When it stops grabbing air and pushing it back behind you, and starts being pushed by the oncoming air resulting from your depleting forward momentum.:hairraise:
 
When it stops grabbing air and pushing it back behind you, and starts being pushed by the oncoming air resulting from your depleting forward momentum.:hairraise:

But isn't that more due to the engine not working properly? Nothing about the propeller has changed except where the energy to keep it rotating is coming from.
 
Well, yes, of course. I was just throwing in a little sarcasm at the way they wrote it.

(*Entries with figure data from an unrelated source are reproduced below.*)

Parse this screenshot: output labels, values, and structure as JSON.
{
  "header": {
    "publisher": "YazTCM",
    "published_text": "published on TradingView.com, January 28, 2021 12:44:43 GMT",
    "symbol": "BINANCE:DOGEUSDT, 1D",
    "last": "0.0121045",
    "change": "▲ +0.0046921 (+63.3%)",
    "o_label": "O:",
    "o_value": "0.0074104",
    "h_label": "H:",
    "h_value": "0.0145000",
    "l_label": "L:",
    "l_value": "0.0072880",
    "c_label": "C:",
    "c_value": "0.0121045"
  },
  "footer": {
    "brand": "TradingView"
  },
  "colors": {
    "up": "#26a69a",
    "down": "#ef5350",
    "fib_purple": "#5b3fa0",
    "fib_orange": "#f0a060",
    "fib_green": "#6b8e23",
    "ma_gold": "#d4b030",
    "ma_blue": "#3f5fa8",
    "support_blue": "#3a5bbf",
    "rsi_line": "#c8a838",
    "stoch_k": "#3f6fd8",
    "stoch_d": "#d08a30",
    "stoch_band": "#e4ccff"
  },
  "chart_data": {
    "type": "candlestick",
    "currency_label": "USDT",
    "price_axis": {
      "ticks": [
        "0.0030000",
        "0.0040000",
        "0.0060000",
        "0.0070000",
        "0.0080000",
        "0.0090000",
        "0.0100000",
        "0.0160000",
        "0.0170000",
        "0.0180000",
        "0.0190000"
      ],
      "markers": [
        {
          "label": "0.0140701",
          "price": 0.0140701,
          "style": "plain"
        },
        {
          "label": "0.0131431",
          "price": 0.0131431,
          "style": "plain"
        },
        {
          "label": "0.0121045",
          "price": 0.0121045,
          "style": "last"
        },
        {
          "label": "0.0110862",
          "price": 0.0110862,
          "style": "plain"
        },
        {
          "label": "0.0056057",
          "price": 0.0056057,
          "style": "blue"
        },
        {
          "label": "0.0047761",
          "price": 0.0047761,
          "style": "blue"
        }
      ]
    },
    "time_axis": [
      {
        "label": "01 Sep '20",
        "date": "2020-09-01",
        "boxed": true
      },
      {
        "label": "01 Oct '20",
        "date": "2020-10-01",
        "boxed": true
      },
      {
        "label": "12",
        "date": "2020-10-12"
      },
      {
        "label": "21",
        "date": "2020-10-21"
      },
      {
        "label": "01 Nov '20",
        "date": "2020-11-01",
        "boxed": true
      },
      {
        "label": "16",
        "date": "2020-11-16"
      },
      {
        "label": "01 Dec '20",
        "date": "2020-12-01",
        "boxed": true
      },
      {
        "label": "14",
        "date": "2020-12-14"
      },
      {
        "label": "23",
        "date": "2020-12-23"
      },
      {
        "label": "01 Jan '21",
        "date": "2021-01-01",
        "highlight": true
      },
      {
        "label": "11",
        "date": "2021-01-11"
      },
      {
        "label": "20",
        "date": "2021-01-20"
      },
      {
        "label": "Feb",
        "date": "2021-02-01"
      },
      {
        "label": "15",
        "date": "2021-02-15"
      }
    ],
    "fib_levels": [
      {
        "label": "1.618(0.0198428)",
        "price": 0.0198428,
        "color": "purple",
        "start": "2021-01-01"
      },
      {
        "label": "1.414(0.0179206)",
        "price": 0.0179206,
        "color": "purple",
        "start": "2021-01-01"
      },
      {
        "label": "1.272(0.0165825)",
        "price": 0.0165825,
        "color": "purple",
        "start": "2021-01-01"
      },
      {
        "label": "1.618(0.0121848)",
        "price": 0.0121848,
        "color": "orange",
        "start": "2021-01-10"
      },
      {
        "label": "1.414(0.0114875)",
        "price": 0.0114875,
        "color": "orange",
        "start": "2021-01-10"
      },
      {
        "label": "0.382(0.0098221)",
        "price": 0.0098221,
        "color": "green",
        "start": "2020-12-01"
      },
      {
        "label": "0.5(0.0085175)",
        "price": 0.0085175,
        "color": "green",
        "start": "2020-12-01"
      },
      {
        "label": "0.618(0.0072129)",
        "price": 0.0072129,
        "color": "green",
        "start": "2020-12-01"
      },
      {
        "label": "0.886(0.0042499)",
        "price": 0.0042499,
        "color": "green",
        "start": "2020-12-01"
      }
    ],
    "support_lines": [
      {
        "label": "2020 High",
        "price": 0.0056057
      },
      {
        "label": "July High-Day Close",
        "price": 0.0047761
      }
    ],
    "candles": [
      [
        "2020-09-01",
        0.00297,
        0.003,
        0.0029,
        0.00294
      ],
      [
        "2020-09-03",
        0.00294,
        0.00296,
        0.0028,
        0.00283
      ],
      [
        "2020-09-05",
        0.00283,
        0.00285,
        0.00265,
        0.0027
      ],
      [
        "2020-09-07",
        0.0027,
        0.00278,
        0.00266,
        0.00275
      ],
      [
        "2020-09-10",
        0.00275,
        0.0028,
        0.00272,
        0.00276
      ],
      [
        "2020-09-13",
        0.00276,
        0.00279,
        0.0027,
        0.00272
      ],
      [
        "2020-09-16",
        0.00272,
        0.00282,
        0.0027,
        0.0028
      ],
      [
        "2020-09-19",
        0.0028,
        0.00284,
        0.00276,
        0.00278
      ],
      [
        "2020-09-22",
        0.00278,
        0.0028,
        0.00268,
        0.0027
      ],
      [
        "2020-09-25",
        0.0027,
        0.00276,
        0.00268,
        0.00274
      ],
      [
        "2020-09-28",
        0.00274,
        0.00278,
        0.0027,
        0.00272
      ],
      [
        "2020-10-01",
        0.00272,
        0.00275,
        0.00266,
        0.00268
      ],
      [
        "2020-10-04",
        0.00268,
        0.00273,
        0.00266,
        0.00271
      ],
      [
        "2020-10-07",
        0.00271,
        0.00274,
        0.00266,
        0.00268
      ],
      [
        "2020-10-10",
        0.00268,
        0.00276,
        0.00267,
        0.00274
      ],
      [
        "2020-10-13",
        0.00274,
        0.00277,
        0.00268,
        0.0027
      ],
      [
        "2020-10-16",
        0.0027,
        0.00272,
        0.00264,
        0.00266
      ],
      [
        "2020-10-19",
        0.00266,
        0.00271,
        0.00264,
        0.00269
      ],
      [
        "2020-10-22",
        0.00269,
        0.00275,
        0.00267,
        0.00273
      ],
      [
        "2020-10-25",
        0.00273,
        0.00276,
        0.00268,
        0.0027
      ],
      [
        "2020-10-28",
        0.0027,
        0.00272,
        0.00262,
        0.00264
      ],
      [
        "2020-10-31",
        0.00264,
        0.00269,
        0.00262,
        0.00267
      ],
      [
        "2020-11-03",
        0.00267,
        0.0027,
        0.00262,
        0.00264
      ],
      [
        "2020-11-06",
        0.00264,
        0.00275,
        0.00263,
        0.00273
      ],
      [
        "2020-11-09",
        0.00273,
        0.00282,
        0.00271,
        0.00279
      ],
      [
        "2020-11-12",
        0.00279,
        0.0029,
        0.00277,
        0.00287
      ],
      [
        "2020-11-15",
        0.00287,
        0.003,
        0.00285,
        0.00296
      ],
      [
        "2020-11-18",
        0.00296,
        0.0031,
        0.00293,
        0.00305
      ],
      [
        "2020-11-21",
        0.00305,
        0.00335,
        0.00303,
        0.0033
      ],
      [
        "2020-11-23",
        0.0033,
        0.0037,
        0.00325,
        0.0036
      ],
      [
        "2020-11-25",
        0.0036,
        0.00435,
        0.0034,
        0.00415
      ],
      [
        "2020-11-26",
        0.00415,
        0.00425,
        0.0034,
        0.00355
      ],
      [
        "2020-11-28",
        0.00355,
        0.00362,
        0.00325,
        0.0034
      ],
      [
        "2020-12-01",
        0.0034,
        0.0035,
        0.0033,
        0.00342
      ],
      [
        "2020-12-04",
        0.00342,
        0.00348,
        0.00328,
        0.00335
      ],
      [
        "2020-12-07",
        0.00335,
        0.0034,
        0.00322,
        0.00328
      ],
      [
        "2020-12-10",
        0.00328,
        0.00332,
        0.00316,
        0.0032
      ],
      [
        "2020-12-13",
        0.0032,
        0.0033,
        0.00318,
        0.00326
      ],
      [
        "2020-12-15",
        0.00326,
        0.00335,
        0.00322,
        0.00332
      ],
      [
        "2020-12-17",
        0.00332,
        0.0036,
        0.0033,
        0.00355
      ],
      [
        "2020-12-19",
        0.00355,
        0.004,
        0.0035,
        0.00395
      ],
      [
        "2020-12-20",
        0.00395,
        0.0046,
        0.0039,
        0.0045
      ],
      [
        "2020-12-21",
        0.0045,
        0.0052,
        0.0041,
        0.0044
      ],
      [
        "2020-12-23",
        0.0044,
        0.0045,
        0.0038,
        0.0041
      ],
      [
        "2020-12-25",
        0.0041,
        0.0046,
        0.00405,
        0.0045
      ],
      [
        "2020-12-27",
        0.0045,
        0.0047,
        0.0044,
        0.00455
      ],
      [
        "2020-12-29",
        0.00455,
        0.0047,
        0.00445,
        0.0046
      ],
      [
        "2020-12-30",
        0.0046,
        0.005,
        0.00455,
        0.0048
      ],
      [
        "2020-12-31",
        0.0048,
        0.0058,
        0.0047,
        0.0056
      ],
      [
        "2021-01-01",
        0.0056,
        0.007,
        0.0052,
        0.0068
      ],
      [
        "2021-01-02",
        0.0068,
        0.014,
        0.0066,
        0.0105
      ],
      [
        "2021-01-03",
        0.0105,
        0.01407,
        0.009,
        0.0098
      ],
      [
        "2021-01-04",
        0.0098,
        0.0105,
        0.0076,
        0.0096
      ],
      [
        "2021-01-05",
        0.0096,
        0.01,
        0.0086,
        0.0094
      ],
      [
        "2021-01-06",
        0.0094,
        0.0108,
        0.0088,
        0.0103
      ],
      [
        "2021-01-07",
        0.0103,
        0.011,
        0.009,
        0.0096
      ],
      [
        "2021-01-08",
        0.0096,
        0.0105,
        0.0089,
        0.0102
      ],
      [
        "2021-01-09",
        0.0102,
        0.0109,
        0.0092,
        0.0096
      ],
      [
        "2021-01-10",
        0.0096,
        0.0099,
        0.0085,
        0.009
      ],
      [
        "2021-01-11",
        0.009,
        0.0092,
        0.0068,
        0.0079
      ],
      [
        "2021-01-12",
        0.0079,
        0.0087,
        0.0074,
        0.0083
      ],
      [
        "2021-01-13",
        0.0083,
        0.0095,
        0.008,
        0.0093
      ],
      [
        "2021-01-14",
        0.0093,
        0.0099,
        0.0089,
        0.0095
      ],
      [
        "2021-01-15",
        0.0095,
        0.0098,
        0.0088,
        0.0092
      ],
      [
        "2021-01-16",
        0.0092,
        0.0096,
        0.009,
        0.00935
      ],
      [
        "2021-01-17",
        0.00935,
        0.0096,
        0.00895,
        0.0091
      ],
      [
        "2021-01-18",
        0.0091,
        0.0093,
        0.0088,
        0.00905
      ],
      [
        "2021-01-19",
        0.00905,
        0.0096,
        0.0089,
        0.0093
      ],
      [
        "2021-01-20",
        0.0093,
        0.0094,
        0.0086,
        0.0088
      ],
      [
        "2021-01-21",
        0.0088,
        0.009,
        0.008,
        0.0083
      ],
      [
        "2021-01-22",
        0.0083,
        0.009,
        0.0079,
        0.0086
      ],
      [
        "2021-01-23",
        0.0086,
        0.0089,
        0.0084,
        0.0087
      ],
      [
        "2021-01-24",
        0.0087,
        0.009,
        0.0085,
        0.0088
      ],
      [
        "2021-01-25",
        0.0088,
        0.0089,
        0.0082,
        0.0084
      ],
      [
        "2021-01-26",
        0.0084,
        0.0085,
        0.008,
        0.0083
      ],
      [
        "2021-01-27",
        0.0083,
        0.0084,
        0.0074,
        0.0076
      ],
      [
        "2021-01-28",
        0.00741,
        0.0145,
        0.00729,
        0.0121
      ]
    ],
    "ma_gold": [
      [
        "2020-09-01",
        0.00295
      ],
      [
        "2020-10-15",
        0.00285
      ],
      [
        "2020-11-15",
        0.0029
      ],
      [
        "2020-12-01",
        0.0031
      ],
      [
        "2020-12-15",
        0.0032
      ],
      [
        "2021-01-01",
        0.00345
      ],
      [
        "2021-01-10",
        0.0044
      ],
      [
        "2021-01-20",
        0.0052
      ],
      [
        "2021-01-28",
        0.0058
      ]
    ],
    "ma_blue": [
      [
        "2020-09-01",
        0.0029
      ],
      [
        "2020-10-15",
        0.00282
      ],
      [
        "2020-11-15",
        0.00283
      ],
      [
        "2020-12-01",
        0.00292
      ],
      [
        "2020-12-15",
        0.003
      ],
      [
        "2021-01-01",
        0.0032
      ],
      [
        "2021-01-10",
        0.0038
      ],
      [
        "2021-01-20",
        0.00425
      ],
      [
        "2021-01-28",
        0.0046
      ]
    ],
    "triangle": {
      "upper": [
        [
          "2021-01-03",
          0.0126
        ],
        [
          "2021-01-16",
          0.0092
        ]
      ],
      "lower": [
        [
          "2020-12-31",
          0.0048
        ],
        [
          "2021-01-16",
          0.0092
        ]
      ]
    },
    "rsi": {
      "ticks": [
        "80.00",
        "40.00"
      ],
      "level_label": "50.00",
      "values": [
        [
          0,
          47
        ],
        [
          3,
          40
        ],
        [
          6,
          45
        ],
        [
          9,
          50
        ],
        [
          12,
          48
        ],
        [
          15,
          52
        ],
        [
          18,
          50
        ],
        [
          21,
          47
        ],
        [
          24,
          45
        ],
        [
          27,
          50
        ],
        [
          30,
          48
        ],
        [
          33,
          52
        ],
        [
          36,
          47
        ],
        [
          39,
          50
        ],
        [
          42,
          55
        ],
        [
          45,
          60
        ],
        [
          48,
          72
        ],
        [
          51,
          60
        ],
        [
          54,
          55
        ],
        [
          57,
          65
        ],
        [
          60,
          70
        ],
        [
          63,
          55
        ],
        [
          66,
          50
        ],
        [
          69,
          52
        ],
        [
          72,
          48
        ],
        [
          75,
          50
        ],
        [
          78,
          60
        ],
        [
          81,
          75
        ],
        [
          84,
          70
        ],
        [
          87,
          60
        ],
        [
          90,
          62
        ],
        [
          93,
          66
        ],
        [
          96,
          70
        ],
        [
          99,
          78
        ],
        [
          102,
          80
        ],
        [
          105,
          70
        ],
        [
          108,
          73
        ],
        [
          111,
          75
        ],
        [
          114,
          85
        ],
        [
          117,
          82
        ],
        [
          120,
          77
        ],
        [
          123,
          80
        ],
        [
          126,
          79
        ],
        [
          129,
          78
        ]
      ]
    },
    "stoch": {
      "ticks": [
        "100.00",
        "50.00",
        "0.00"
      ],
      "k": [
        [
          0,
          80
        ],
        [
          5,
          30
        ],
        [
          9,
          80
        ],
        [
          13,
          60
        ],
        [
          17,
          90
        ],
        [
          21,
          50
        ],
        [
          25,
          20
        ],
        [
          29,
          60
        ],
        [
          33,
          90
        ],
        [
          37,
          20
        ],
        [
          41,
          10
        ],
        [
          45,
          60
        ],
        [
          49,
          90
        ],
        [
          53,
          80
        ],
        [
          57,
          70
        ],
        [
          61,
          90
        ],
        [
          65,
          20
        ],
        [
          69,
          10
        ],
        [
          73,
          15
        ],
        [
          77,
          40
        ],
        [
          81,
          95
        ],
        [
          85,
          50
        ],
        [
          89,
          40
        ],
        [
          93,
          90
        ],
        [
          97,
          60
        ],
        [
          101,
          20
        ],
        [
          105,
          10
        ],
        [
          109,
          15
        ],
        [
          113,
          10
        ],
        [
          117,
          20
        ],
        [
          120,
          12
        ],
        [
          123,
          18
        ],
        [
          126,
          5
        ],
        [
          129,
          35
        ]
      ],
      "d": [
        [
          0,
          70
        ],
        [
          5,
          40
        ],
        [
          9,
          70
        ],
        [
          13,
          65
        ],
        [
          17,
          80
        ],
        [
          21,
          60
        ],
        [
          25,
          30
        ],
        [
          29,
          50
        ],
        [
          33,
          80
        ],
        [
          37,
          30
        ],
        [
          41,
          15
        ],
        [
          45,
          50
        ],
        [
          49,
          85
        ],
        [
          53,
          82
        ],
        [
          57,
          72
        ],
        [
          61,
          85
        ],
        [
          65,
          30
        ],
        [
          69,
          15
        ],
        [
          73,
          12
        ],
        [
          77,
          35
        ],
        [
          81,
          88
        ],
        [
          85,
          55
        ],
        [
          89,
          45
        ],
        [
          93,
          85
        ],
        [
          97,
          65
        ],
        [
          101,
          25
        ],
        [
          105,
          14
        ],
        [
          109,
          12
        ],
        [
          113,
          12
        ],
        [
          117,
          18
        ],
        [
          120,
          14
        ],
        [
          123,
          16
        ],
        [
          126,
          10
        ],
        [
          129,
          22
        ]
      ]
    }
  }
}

Kinda like the dumb blond who says her car isn't working when it is "out of gas".
 
But how does a fixed pitch propeller stop working properly? I can understand that the engine may have stopped and by consequence the propeller is not turning properly. But in that case the propeller is still working in that it is moving through the air as designed, jsut not as fast. The only way I know of a fixed pitch prop to stop working is if it gets bent or self destructs.
That's the part AOPA messed up badly. In the article they referenced the pilot stated that the engine seized and the prop stopped turning. Somehow AOPA turned that into the nonsense about the prop not working properly.

Here's the newspaper report:

http://www.waltonsun.com/news/beach-87176-newsherald-plane-bay.html

And here's AOPA's gaffe:

AOPA eBrief said:
A single-engine Cessna performed an emergency landing on St. Joe Beach in Florida on Thursday. The plane was cruising at 1,500 feet when the propellers stopped working properly. "We saw people out on the beach, but it wasn't crowded so we just went through procedure, kept the nose up and slowed the plane down," said co-pilot Randy Crapsey

I've come to expect this kind of sloppy writing from newspapers but you'd think the writers at AOPA would do better. In this case the local paper did a much better job than the "experts".